According to a recent, highly scientific internet poll, 78 percent of lonely cave mutants on Twitter do not sleep with their socks on. This poll was conducted by Casper, the sleep company that makes very nice mattresses that are also terrible rafts. I am being deadly serious here: Their mattresses are not seaworthy. Trust me.
I would never criticize something as sacred as a corporate Twitter poll, but, like, wear socks to bed, people. Seriously. Another way to say “feet” is “disgusting monkey claws.” Feet are hands that do nothing and, also, smell like roast garbage.
Swaddle your leg stands in soft, freshly laundered fabric and all will be well in your world. I promise.

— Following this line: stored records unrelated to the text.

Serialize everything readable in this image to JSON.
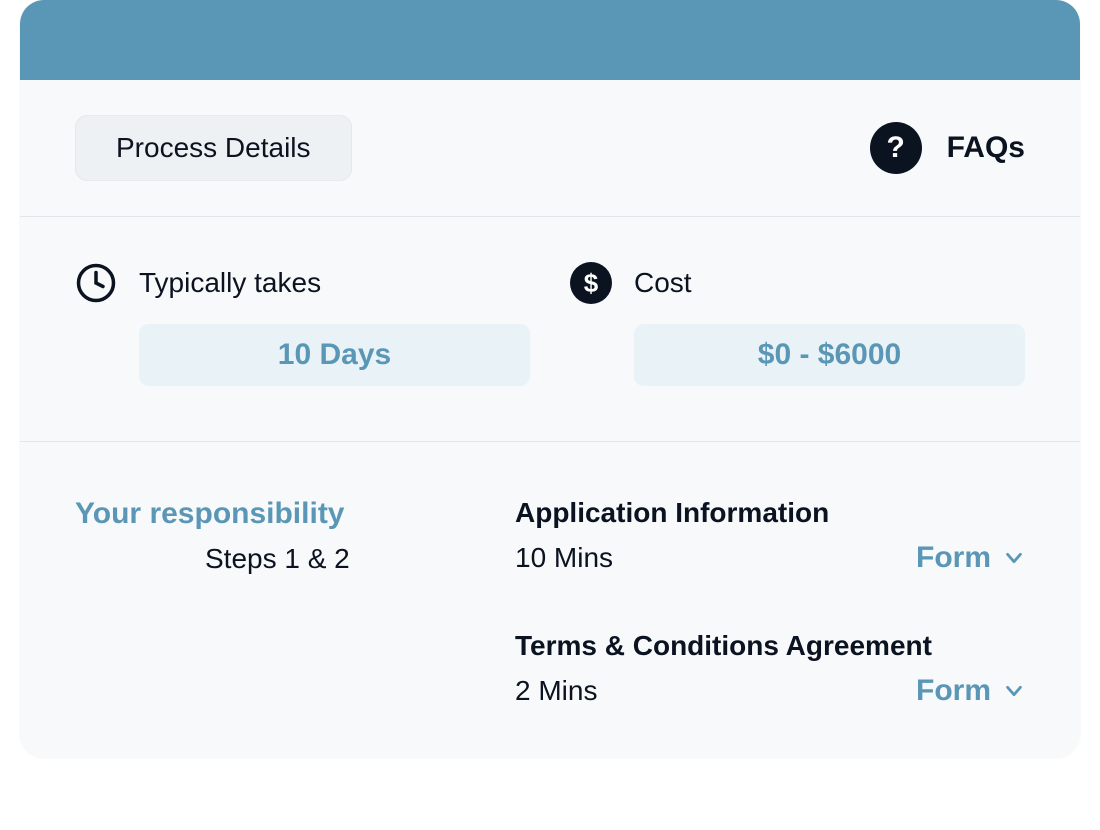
{
  "tabs": {
    "process_details_label": "Process Details",
    "faqs_label": "FAQs"
  },
  "summary": {
    "takes_label": "Typically takes",
    "takes_value": "10 Days",
    "cost_label": "Cost",
    "cost_value": "$0 - $6000"
  },
  "responsibility": {
    "title": "Your responsibility",
    "subtitle": "Steps 1 & 2"
  },
  "steps": [
    {
      "title": "Application Information",
      "time": "10 Mins",
      "action_label": "Form"
    },
    {
      "title": "Terms & Conditions Agreement",
      "time": "2 Mins",
      "action_label": "Form"
    }
  ]
}
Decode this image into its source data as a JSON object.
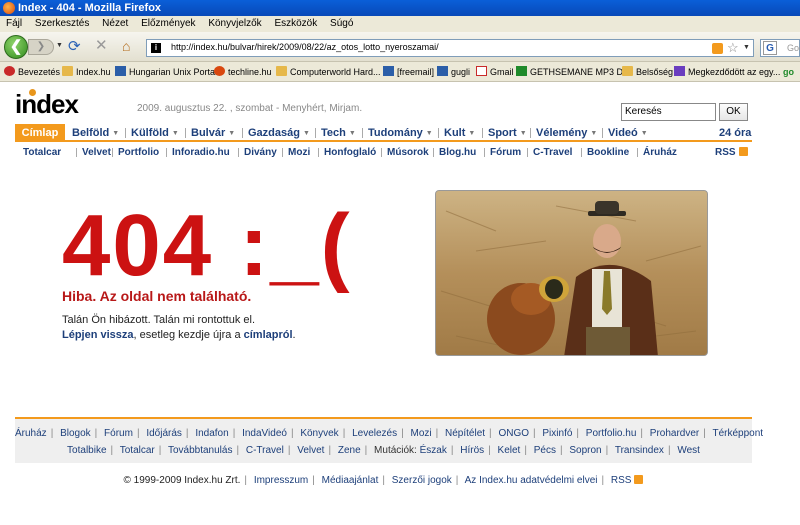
{
  "window": {
    "title": "Index - 404 - Mozilla Firefox"
  },
  "menu": [
    "Fájl",
    "Szerkesztés",
    "Nézet",
    "Előzmények",
    "Könyvjelzők",
    "Eszközök",
    "Súgó"
  ],
  "address": {
    "url": "http://index.hu/bulvar/hirek/2009/08/22/az_otos_lotto_nyeroszamai/",
    "search_placeholder": "Goo"
  },
  "bookmarks": [
    "Bevezetés",
    "Index.hu",
    "Hungarian Unix Portal",
    "techline.hu",
    "Computerworld Hard...",
    "[freemail]",
    "gugli",
    "Gmail",
    "GETHSEMANE MP3 D...",
    "Belsőség",
    "Megkezdődött az egy...",
    "go"
  ],
  "site": {
    "logo": "index",
    "date_line": "2009. augusztus 22. , szombat - Menyhért, Mirjam.",
    "search_value": "Keresés",
    "ok_label": "OK"
  },
  "nav": {
    "home": "Címlap",
    "items": [
      "Belföld",
      "Külföld",
      "Bulvár",
      "Gazdaság",
      "Tech",
      "Tudomány",
      "Kult",
      "Sport",
      "Vélemény",
      "Videó"
    ],
    "right": "24 óra"
  },
  "subnav": {
    "items": [
      "Totalcar",
      "Velvet",
      "Portfolio",
      "Inforadio.hu",
      "Divány",
      "Mozi",
      "Honfoglaló",
      "Músorok",
      "Blog.hu",
      "Fórum",
      "C-Travel",
      "Bookline",
      "Áruház"
    ],
    "rss": "RSS"
  },
  "error": {
    "code": "404 :_(",
    "title": "Hiba. Az oldal nem található.",
    "line1": "Talán Ön hibázott. Talán mi rontottuk el.",
    "line2_link1": "Lépjen vissza",
    "line2_middle": ", esetleg kezdje újra a ",
    "line2_link2": "címlapról",
    "line2_end": "."
  },
  "footer": {
    "row1": [
      "Áruház",
      "Blogok",
      "Fórum",
      "Időjárás",
      "Indafon",
      "IndaVideó",
      "Könyvek",
      "Levelezés",
      "Mozi",
      "Népítélet",
      "ONGO",
      "Pixinfó",
      "Portfolio.hu",
      "Prohardver",
      "Térképpont"
    ],
    "row2a": [
      "Totalbike",
      "Totalcar",
      "Továbbtanulás",
      "C-Travel",
      "Velvet",
      "Zene"
    ],
    "row2_label": "Mutációk:",
    "row2b": [
      "Észak",
      "Hírös",
      "Kelet",
      "Pécs",
      "Sopron",
      "Transindex",
      "West"
    ]
  },
  "copyright": {
    "text": "© 1999-2009 Index.hu Zrt.",
    "links": [
      "Impresszum",
      "Médiaajánlat",
      "Szerzői jogok",
      "Az Index.hu adatvédelmi elvei",
      "RSS"
    ]
  },
  "colors": {
    "accent": "#f39a1d",
    "link": "#1d3f7a",
    "error": "#cc1212"
  }
}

If you go to bed sockless, please stop. I know that 78 percent of people who responded to a poll written by a social media manager on deadline disagree with this sentiment, but sometimes a person has to stand up for what they believe, like a real hero. Once more: wear socks to bed. Reread that, why don’t you? Wear. Socks. To. Bed. It could save your life.
I feel, from time to time, that it is my responsibility to make sweeping statements of opinion as though they are fact. That is the beauty of the internet: Feelings have the force of law.
I feel more qualified than your average human being to make this kind of knee-jerk declaration because I am editor-in-chief of a website produced by a mattress company that’s full of brilliant and attractive executives. (Woolly is 100 percent editorially independent, but do me a favor and check out the pillow ads at the bottom of the page.)
Being editor-in-chief is not unlike being a living god. Every day I straddle the broken world like a melancholy colossus and observe the small victories and heartbreaking losses of mortals. It makes me sad that so many of you don’t sleep with your socks on.
Don’t take my word for it, though, even though you should. Scientific research also supports my plea that all humans should pull on comfy socks before going to bed. There is no research that sockless people live horrible lives that end poorly but I’m sure, with enough time and money, that could happen.
There have been studies that show that warm feet make falling asleep easier. It has to do with circulation or something, I don’t know. Another famous study found that 80 percent of couples who wore socks had better sex, compared to the 50 percent who didn’t wear socks while making the beast with two backs. I don’t know if there’s a third study that says you should wear socks to bed, but I assure you the moment that happens I will update this opinion essay, then rewarm it like a plate of leftovers and serve it up to all the mortals who read this the first time. This is called “internet strategy.”
But let me be clear: Science says that if you wear socks to bed you will sleep better than you’ve ever slept before and your sex life will be so hey yo badabing badaboom. This means, of course, if you sleep without socks, then you will suffer from crippling insomnia and your sex life will shrivel up and fall off and vultures will eat it. I guess I have decisively won the argument over whether or not socks should be worn to bed. If you’d like to congratulate me on this, or apologize to me for not wearing socks to bed, just tweet at me.
On a more personal level, and I’m going to get real right now, wearing socks to bed is comforting. Never mind that socks offer practical protection from knife-sharp toenail talons. Forget the studies I shared that say wearing socks benefits your health. The act of sliding on a wool sock is bliss. And you want more bliss in your life, don’t you? This is such a stressful, messy, exhausting life sometimes. You want — no, deserve — more blissful moments. Never forget that I love you.
You know, my life’s dream wasn’t to be editor-in-chief of a website about comfort and self-care and avocado toast produced by a mattress company. No. I once dreamed of being a cyborg bounty hunter. That particular dream was always a long shot and, although robotics technologies are advancing every day, the intergalactic bounty hunter business remains underdeveloped. My OTHER dream was to invent products that help humanity and make billions of dollars. One of those ideas is called the “bock” — a gigantic sock for your body. This will revolutionize comfort. The “bock” comes in three sizes — child, adult, and giant cyclops — with multiple colors, fabrics, and styles. You just step into the “bock,” pull it up, and then fall down on a soft surface. Imagine actually being a foot in a dark, warm, cozy sock. I know: It sounds like a great idea because it is a great idea. I’ll be launching a Kickstarter soon.
In the meantime, wear socks on your feet to bed. Please.